Apparently they fixed a UAF there in the last release of macOS, then introduced a double free in the same file in the next release.... and they still haven't fixed that either.
Apple are negligent, and they hope their customers are stupid or loyal enough to think they're doing their best.
I guess you weren’t around in the 90s. I recall the times when a single application bug would bring down the entire operating system, forcing a reboot. Ahhh, those were the days!
That’s news to me! I haven’t had an operating system crash (kernel panic) in 2 years, and I think that was caused by a sharp bump sustained by my laptop when taking it out of my bag, not a bug.
Weirdly, iOS has been pretty smooth for me (despite a one or two embarrassing bugs, like Smart Invert barely working for long), whereas the state of Catalina on release is a cause of concern..
I exaggerated, for sure, but I have been encountering a ton of bugs. Off the top of my head, cropping screenshots often doesn't actually crop them (I have to do it from the photo gallery instead), on iPad OS, the dock icons for open but backgrounded apps often stops working, I've had apps crash (especially Safari), generally buttons and things not working. Stuff like that.
I haven't actually used catalina, so can't compare.

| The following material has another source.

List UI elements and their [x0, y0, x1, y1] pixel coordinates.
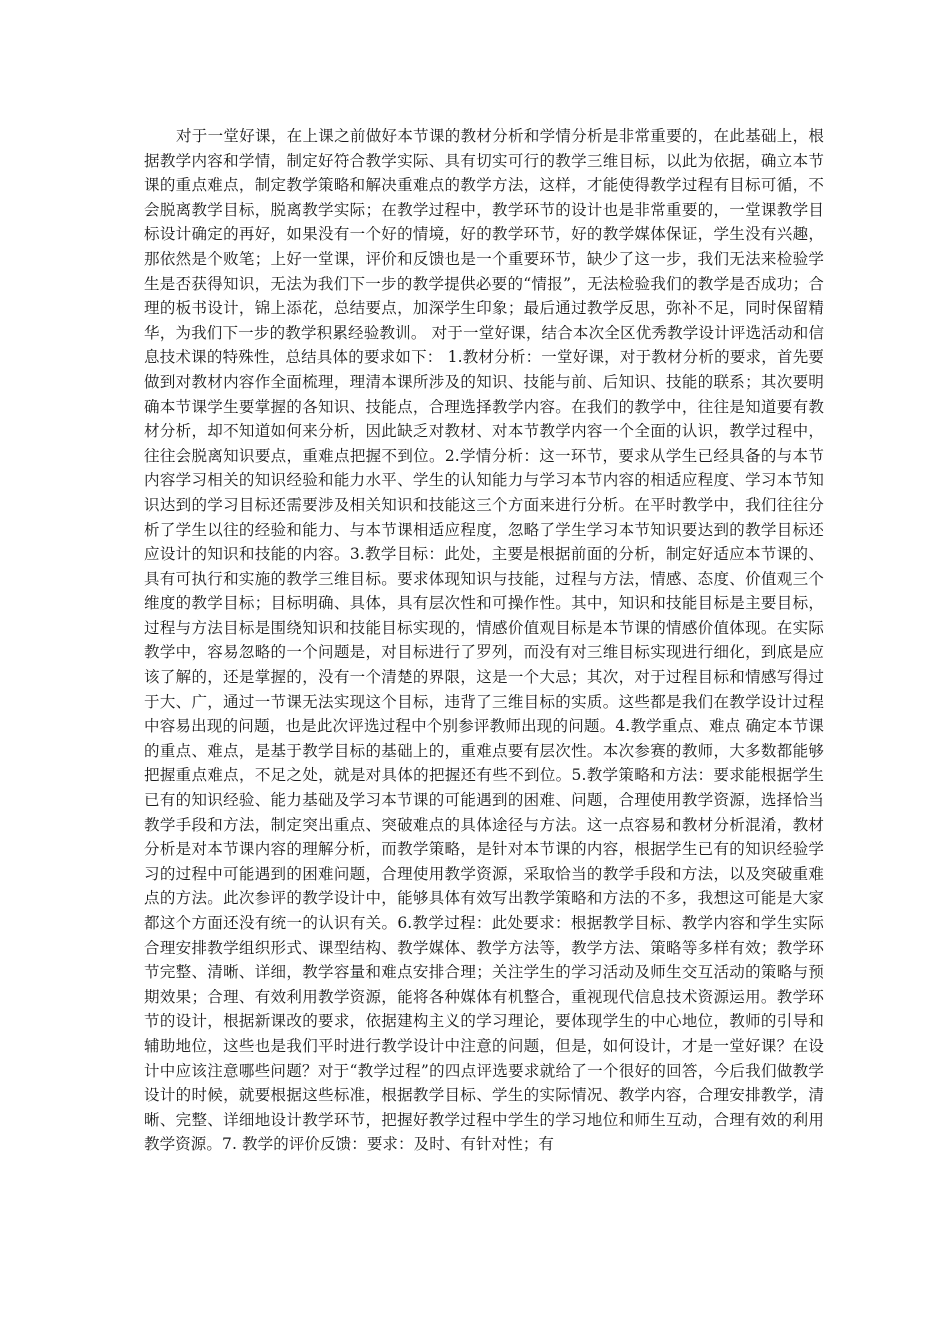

They also seem to not care about extreme monolithic coupling in their operating systems. I can't tell you how ridiculous it seems to me that I've been able to crash iOS during WebGL development (for as long as it's been supported), setting aside the general misbehaviour of their drivers. It is extremely silly, they clearly do not gain any performance from this coupling: The component that Godot triggers a bug in, IPC, is extremely slow on Darwin, when compared with basically any competing OS.
I get the impression that Apple only does manual integration tests, only on mainstream features, and then they cross their fingers that other users don't have such a bad experience that they lose a customer.
When my new company starts developing an iOS application, I think we'll spend as little time on macOS and XCode as possible; try to build and test our core on Linux like we do for everything else.
Apple are negligent, and they hope their customers are stupid or loyal enough to think they're doing their best.